4 reasons why the Panthers beat the Caps

The Caps looked like they had the win in hand as they led 2-1 late in the third period, but things went off the rails in the final four minutes in a 3-2 loss to the Florida Panthers

Here's how the Caps lost.

An emotional start for Robert Luongo

Before the game, Roberto Luongo took the mic during an emotional tribute to the victims of the tragic Stoneman Douglas school shooting. As a writer, it was hard to get into the game after that. I cannot imagine how hard it must have been for Luongo to focus to actually play in the game. But he did. He started off very well, making several strong saves in the first period. Washington scored late in the opening period after an offensive cycle of over a minute that completely wore out the Panthers' skaters. Otherwise, Luongo was brilliant turning aside 13 of the 14 shots he faced in the opening 20 minutes.

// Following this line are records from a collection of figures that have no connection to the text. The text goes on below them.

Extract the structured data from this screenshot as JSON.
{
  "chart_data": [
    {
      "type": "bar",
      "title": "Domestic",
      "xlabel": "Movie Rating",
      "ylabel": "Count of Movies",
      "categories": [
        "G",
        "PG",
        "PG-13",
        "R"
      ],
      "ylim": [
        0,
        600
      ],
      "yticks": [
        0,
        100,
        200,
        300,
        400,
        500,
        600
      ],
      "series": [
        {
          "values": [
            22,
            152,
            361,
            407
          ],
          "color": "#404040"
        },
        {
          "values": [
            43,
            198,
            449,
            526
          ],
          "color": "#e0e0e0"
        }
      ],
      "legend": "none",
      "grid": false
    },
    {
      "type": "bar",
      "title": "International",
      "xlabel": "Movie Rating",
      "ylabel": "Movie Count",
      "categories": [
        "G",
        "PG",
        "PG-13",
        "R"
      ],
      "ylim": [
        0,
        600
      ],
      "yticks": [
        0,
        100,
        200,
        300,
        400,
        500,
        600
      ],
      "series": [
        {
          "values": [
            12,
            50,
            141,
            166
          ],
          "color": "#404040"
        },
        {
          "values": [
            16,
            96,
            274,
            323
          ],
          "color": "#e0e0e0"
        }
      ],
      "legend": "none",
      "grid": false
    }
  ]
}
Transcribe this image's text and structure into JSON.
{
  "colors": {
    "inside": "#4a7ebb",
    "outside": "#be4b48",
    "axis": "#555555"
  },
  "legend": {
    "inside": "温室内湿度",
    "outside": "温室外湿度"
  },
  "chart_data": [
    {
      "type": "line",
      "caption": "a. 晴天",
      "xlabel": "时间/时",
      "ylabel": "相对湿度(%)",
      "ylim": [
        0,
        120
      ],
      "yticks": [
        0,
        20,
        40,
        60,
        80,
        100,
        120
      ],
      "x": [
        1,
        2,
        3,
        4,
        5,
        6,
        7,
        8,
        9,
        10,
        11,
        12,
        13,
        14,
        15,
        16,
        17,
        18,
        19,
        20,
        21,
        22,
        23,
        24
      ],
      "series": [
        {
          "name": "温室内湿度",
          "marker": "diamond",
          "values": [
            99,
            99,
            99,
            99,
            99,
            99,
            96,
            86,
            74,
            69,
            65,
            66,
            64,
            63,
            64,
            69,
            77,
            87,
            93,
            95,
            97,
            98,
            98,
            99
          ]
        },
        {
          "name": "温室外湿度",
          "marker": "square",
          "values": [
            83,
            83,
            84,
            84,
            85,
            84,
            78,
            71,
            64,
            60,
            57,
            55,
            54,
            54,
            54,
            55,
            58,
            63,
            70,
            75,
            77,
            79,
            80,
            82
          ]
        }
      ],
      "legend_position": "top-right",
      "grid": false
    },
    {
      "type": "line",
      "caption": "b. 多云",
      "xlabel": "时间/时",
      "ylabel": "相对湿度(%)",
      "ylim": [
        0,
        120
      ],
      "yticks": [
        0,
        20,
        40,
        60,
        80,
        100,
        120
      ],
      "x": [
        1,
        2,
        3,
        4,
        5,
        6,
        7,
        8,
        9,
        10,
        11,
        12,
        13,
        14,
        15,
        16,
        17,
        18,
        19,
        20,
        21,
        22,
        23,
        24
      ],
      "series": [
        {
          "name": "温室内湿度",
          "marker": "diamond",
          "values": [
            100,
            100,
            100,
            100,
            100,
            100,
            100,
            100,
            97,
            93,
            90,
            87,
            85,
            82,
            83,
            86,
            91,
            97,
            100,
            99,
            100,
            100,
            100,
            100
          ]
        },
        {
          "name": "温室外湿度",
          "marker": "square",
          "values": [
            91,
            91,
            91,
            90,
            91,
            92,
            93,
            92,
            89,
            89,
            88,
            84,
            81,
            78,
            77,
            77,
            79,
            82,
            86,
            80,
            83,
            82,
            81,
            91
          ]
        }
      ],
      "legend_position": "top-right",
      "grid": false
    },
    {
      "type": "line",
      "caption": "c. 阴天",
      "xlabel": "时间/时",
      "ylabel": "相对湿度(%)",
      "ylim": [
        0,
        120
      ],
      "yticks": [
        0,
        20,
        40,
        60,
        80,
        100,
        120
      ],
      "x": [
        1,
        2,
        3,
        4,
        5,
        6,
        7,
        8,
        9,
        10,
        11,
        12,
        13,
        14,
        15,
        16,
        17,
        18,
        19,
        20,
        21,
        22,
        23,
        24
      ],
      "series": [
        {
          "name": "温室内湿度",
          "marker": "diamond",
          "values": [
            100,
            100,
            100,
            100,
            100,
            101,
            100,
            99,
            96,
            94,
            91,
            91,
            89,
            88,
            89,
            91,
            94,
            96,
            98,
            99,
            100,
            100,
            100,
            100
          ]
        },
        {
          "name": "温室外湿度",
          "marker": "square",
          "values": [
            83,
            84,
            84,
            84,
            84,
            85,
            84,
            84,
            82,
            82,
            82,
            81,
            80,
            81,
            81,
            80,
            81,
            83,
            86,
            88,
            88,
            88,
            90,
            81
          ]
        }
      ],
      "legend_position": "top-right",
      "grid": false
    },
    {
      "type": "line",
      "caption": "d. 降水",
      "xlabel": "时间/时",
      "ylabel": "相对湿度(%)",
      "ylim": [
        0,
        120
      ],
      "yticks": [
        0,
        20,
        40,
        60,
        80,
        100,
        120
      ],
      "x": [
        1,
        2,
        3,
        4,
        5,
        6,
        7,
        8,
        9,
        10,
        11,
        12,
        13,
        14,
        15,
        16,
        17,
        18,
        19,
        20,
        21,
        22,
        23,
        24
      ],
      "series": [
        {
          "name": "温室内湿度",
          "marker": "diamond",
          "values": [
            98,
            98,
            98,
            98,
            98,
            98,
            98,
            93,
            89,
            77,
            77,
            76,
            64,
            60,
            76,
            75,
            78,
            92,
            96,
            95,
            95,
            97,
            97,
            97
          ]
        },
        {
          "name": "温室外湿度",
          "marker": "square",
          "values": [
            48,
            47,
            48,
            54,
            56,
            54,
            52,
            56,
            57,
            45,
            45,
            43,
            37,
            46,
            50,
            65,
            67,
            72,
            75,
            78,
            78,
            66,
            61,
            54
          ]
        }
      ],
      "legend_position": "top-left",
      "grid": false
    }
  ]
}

Another shaky start for Braden Holtby

This was the best game we have seen from Braden Holtby in a while as he made a number of phenomenal saves in the second and third period. In the first, however, he continued to struggle. Maxim Mamin scored his first career NHL goal and point as a puck trickled through Holtby and Mamin was able to slam it home. Holtby was dealing with a screen, but reacted late to the initial shot and late to Mamin.

Aleksander Barkov splitting Alex Ovechkin and John Carlson

With a 2-1 lead late in the third, the Caps looked like they had control. But with less than four minutes remaining, Aleksander Barkov was able to split Alex Ovechkin and John Carlson to set up Nick Bjugstad for the game-tying goal. Ovechkin was backchecking, Carlson stepped up on him and then...nothing. It looked as if both players thought the other would take Barkov and Ovechkin let up at the same time Carlson skated past giving Barkov a lane to the net.

A late penalty to Lars Eller

With the game tied late, the Caps were exerting their will in the offensive zone with the cycle that had been dominant all game long...and then Lars Eller tried to set a pick on Bjugstad, knocking him to the ice. It was an obvious interference call with just 42 seconds remaining in the game. Florida would score 22 seconds later to deny Washington not only the win, but a point as well.